Ainda segundo o mesmo estudo, 82% declararam ser importante saber como sua comida é processada, preparada e manuseada. Outros 79% manifestaram interesse em saber sobre a procedência dos alimentos. Ou seja: além das questões apresentadas por Bernard Arnaud, há ainda um forte desejo do consumidor por maior controle de qualidade e mais transparência na entrega desses produtos.
Todas essas demandas podem ser supridas pela tecnologia. E isso é algo que as empresas levam em conta: no universo de líderes empresariais ouvidos pelo estudo da Zebra, 97% reconhecem que os investimentos em soluções tecnológicas para a rastreabilidade de suas operações proporcionam uma vantagem competitiva, pois os ajudam a atender melhor às expectativas dos consumidores.

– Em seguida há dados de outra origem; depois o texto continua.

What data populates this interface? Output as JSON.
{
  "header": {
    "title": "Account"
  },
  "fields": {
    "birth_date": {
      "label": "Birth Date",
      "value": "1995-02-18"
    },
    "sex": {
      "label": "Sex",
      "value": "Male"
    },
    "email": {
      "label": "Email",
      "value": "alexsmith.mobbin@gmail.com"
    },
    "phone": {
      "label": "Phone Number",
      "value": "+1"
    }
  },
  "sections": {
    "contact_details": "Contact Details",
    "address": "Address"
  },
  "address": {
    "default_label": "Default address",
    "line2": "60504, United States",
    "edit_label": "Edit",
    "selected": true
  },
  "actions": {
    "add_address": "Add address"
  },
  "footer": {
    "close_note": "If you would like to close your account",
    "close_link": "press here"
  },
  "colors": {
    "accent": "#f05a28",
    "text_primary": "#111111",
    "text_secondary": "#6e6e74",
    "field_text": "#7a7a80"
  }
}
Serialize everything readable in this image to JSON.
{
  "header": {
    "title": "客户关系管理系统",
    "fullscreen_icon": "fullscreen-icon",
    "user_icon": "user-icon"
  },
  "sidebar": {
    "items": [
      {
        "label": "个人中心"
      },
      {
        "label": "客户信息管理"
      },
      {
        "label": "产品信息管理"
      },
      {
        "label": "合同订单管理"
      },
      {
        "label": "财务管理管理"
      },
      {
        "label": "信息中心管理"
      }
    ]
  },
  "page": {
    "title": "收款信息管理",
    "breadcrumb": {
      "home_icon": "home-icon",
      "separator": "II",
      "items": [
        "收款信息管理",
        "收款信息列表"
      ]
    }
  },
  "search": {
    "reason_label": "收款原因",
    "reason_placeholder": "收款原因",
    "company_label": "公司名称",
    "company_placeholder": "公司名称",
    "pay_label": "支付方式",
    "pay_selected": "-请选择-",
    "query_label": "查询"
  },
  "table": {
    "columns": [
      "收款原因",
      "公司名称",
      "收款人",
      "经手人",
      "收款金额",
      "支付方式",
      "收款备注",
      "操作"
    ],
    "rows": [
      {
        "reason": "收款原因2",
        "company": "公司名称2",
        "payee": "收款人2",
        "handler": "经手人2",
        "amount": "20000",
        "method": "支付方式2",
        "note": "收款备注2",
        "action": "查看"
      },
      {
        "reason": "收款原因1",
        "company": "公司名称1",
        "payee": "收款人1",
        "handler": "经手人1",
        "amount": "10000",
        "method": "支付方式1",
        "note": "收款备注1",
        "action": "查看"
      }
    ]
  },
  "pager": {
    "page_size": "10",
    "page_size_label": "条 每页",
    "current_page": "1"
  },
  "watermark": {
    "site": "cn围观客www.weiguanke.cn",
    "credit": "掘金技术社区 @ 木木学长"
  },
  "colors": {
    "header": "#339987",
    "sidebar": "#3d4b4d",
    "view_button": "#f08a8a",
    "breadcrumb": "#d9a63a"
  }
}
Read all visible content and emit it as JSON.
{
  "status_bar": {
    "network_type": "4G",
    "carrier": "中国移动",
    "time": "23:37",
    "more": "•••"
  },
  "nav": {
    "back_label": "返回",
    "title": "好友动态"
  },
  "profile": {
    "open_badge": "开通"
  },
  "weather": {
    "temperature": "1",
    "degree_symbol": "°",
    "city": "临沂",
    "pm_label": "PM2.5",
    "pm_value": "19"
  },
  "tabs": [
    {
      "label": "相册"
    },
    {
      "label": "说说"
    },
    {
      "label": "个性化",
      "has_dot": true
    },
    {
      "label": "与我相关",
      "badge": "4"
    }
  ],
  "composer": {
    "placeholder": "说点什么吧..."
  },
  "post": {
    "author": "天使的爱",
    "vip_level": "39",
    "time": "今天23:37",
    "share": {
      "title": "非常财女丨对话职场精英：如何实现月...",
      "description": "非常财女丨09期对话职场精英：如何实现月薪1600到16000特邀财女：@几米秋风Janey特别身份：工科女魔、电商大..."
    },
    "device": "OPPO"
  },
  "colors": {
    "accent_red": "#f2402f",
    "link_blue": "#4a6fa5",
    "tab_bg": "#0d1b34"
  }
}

“Não é à toa que hoje você vê código de barras nas frutas: o empreendedor brasileiro entendeu a qualidade como essencial. É possível ter rastreabilidade mesmo de um item de custo tão baixo. Isso dá um diferencial de qualidade imenso. No caso de produtos perecíveis, faz uma diferença ainda maior, pois a rastreabilidade garante agilidade e reduz as perdas. É esse controle que faz com que os supermercados tenham reduzido substancialmente o descarte de perecíveis”, diz Vanderlei Ferreira, vice-presidente da Zebra Technologies no Brasil.
Ferreira afirma que as etiquetas RFID podem melhorar a rastreabilidade dos alimentos na cadeia de abastecimento mais do que qualquer outra tecnologia. No entanto, apenas 42% usam essa solução em suas organizações atualmente, segundo o estudo da Zebra. Há etiquetas, que se valem da tecnologia Temptime, que podem sinalizar quando um produto é armazenado fora das condições ideais de temperatura — algo que é de enorme relevância para produtos que são transportados em baixas temperaturas, como carnes, laticínios e congelados.
Outras tecnologias merecem destaque, na avaliação de Bernard Arnaud. “Já temos soluções que conseguem provar a origem química ou a ‘identidade da composição química’ de alimentos, como grãos, frutas e carnes. Há também tecnologias antifraude de origem de alimentos. Outras, ainda, integram blockchain ao seu núcleo e já estão em uso em algumas redes de supermercado do Brasil e do mundo”, diz o CEO.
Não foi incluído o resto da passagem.